Ci fu un silenzio. Poi disse: “Tutto.
”
Gli chiesi cosa avesse visto. Mi spiegò che mentre ero alla cena, qualcuno aveva avuto accesso alle informazioni legate ai miei benefici. Poi aveva notato qualcosa di strano. La persona non stava solo controllando il mio account.
Stava cercando di cambiare l’account bancario su cui venivano depositati i miei pagamenti. Mi sentii male. “Come fai a saperlo? ”
“Lavoro con i registri finanziari.
”
“Ma fai il contabile. ”
“Sì. ”
“Allora perché non me l’hai detto a cena? ”
“Perché non ero sicuro di chi potessi fidarmi.
”
Quella frase mi spaventò.
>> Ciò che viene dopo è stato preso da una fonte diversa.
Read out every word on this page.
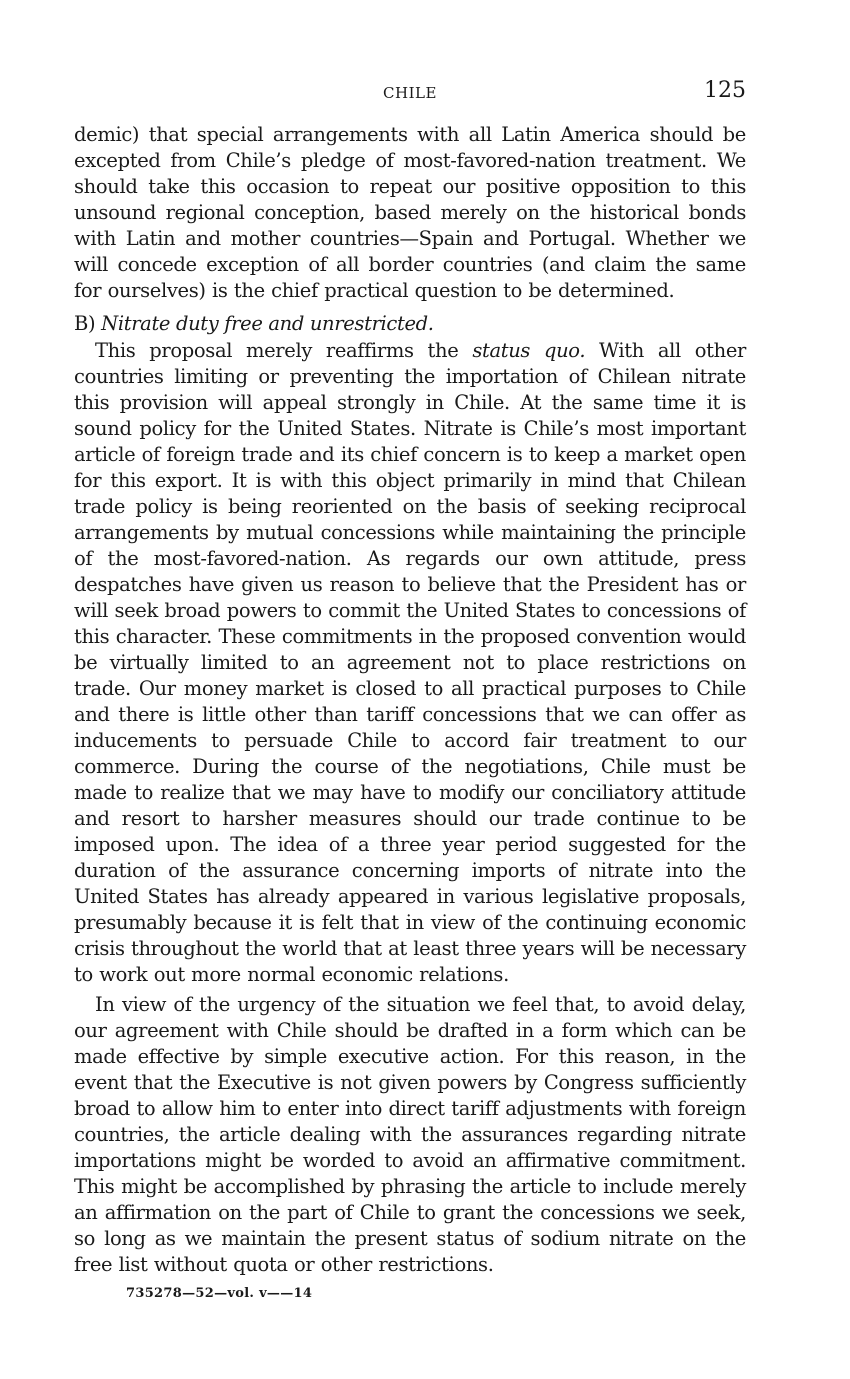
CHILE	125

demic) that special arrangements with all Latin America should be excepted from Chile’s pledge of most-favored-nation treatment. We should take this occasion to repeat our positive opposition to this unsound regional conception, based merely on the historical bonds with Latin and mother countries—Spain and Portugal. Whether we will concede exception of all border countries (and claim the same for ourselves) is the chief practical question to be determined.

B) Nitrate duty free and unrestricted.

This proposal merely reaffirms the status quo. With all other countries limiting or preventing the importation of Chilean nitrate this provision will appeal strongly in Chile. At the same time it is sound policy for the United States. Nitrate is Chile’s most important article of foreign trade and its chief concern is to keep a market open for this export. It is with this object primarily in mind that Chilean trade policy is being reoriented on the basis of seeking reciprocal arrangements by mutual concessions while maintaining the principle of the most-favored-nation. As regards our own attitude, press despatches have given us reason to believe that the President has or will seek broad powers to commit the United States to concessions of this character. These commitments in the proposed convention would be virtually limited to an agreement not to place restrictions on trade. Our money market is closed to all practical purposes to Chile and there is little other than tariff concessions that we can offer as inducements to persuade Chile to accord fair treatment to our commerce. During the course of the negotiations, Chile must be made to realize that we may have to modify our conciliatory attitude and resort to harsher measures should our trade continue to be imposed upon. The idea of a three year period suggested for the duration of the assurance concerning imports of nitrate into the United States has already appeared in various legislative proposals, presumably because it is felt that in view of the continuing economic crisis throughout the world that at least three years will be necessary to work out more normal economic relations.

In view of the urgency of the situation we feel that, to avoid delay, our agreement with Chile should be drafted in a form which can be made effective by simple executive action. For this reason, in the event that the Executive is not given powers by Congress sufficiently broad to allow him to enter into direct tariff adjustments with foreign countries, the article dealing with the assurances regarding nitrate importations might be worded to avoid an affirmative commitment. This might be accomplished by phrasing the article to include merely an affirmation on the part of Chile to grant the concessions we seek, so long as we maintain the present status of sodium nitrate on the free list without quota or other restrictions.

735278—52—vol. v——14
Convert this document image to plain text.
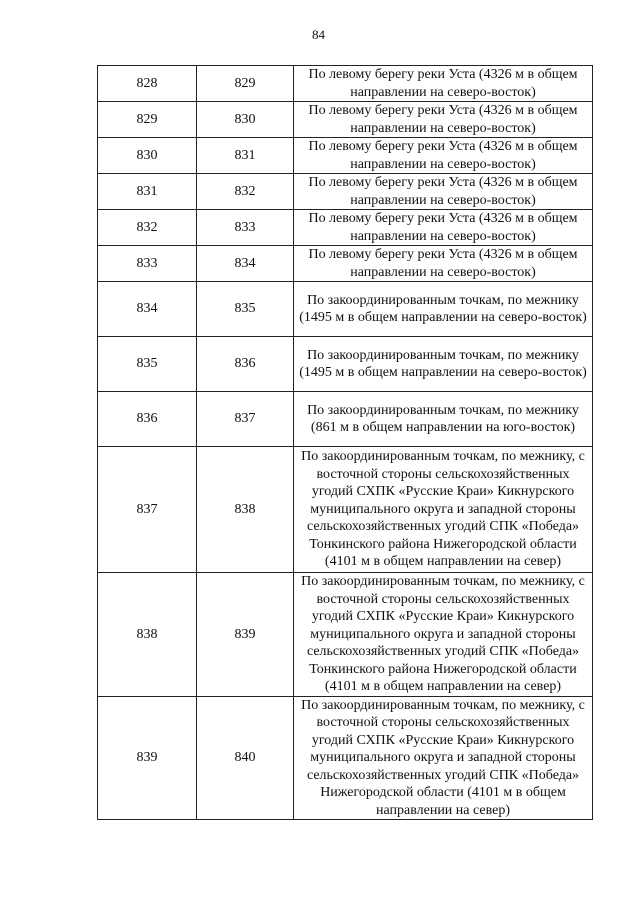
84
828	829	По левому берегу реки Уста (4326 м в общем направлении на северо-восток)
829	830	По левому берегу реки Уста (4326 м в общем направлении на северо-восток)
830	831	По левому берегу реки Уста (4326 м в общем направлении на северо-восток)
831	832	По левому берегу реки Уста (4326 м в общем направлении на северо-восток)
832	833	По левому берегу реки Уста (4326 м в общем направлении на северо-восток)
833	834	По левому берегу реки Уста (4326 м в общем направлении на северо-восток)
834	835	По закоординированным точкам, по межнику (1495 м в общем направлении на северо-восток)
835	836	По закоординированным точкам, по межнику (1495 м в общем направлении на северо-восток)
836	837	По закоординированным точкам, по межнику (861 м в общем направлении на юго-восток)
837	838	По закоординированным точкам, по межнику, с восточной стороны сельскохозяйственных угодий СХПК «Русские Краи» Кикнурского муниципального округа и западной стороны сельскохозяйственных угодий СПК «Победа» Тонкинского района Нижегородской области (4101 м в общем направлении на север)
838	839	По закоординированным точкам, по межнику, с восточной стороны сельскохозяйственных угодий СХПК «Русские Краи» Кикнурского муниципального округа и западной стороны сельскохозяйственных угодий СПК «Победа» Тонкинского района Нижегородской области (4101 м в общем направлении на север)
839	840	По закоординированным точкам, по межнику, с восточной стороны сельскохозяйственных угодий СХПК «Русские Краи» Кикнурского муниципального округа и западной стороны сельскохозяйственных угодий СПК «Победа» Нижегородской области (4101 м в общем направлении на север)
Gli chiesi di spiegarsi. Disse che qualcuno usava le mie informazioni personali da settimane. Avevano il mio codice fiscale, il mio indirizzo, i miei registri dei benefici e apparentemente accesso alla mia casa.
“Chi potrebbe avere tutto questo? ”
“Non lo so. ”
Poi disse qualcosa che mi fece stringere il petto. “Il tuo account è stato aperto dalla stessa posizione in cui vive tua figlia.
”
Mi bloccai. Il telefono di mia figlia era collegato al login. La difesi subito. “Non farebbe mai una cosa del genere.
”
“Non ho detto che l’ha fatto. ”
“Allora cosa stai dicendo? ”
“Penso che qualcuno abbia usato il suo telefono. ”
Guardai l’orologio.
Erano passati solo trenta minuti da quando ero uscito dal ristorante. “Cosa devo fare? ”
“Non vada a casa. ”
“Dove devo andare?
”
“Da qualche parte pubblica. ”
Poi sentii un’altra voce in sottofondo. “Papà. ”
Le chiesi: “Stai bene?
”
Iniziò a piangere. “Sì. ”
“Dov’è tuo marito? ”
“È qui.
”
“Allora perché piangi? ”
Sussurrò: “Perché dieci minuti fa mi ha chiamato qualcuno. ”
“Chi? ”
“Non lo so.
”
“Cosa ti hanno detto? ”
Fece un respiro. “Hanno detto che se non gli dai accesso al tuo account… ” Si fermò.
“Papà. ”
“Sì. ”
“Faranno del male alla mamma. ”
Stringetti il volante.
Mia moglie era ancora al ristorante. E all’improvviso capii perché mio genero mi aveva infilato quel telefono in mano. Non stava cercando di allontanarmi dalla cena. Stava cercando di allontanarmi da qualcuno.
Chiamai subito mia moglie. Rispose al primo squillo. “Dove sei? ”
“Al ristorante.
”
“Vattene. ”
“Cosa è successo? ”
“Vattene e basta. ”
Abbassò la voce.
“Perché? ”
“Te lo spiego quando sarai al sicuro. ”
Esitò. Poi sentii una sedia stridere.
Qualcuno le si era avvicinato. “Chi è quello? ” chiesi. Non rispose.
La chiamata si interruppe. Richiamai. Nessuna risposta. Invece di andare a casa, mi diressi verso la stazione di polizia.
Mio genero rimase in linea con me. Mi disse di non fidarmi di nessuno che si avvicinasse. Quando arrivai, mostrai agli agenti il mio account ISSD. Fecero degli screenshot.
Un agente chiese: “Ha autorizzato modifiche ai suoi pagamenti di benefici? ”
“No. ”
“Sa chi potrebbe avere le sue informazioni personali? ”
Ci pensai.
Mia figlia, mia moglie, mio genero, il mio commercialista. Poi mi ricordai qualcosa. Tre mesi prima, avevo dato a mia figlia delle copie di diversi documenti perché mi stava aiutando a organizzare la documentazione pensionistica. Lo dissi all’agente.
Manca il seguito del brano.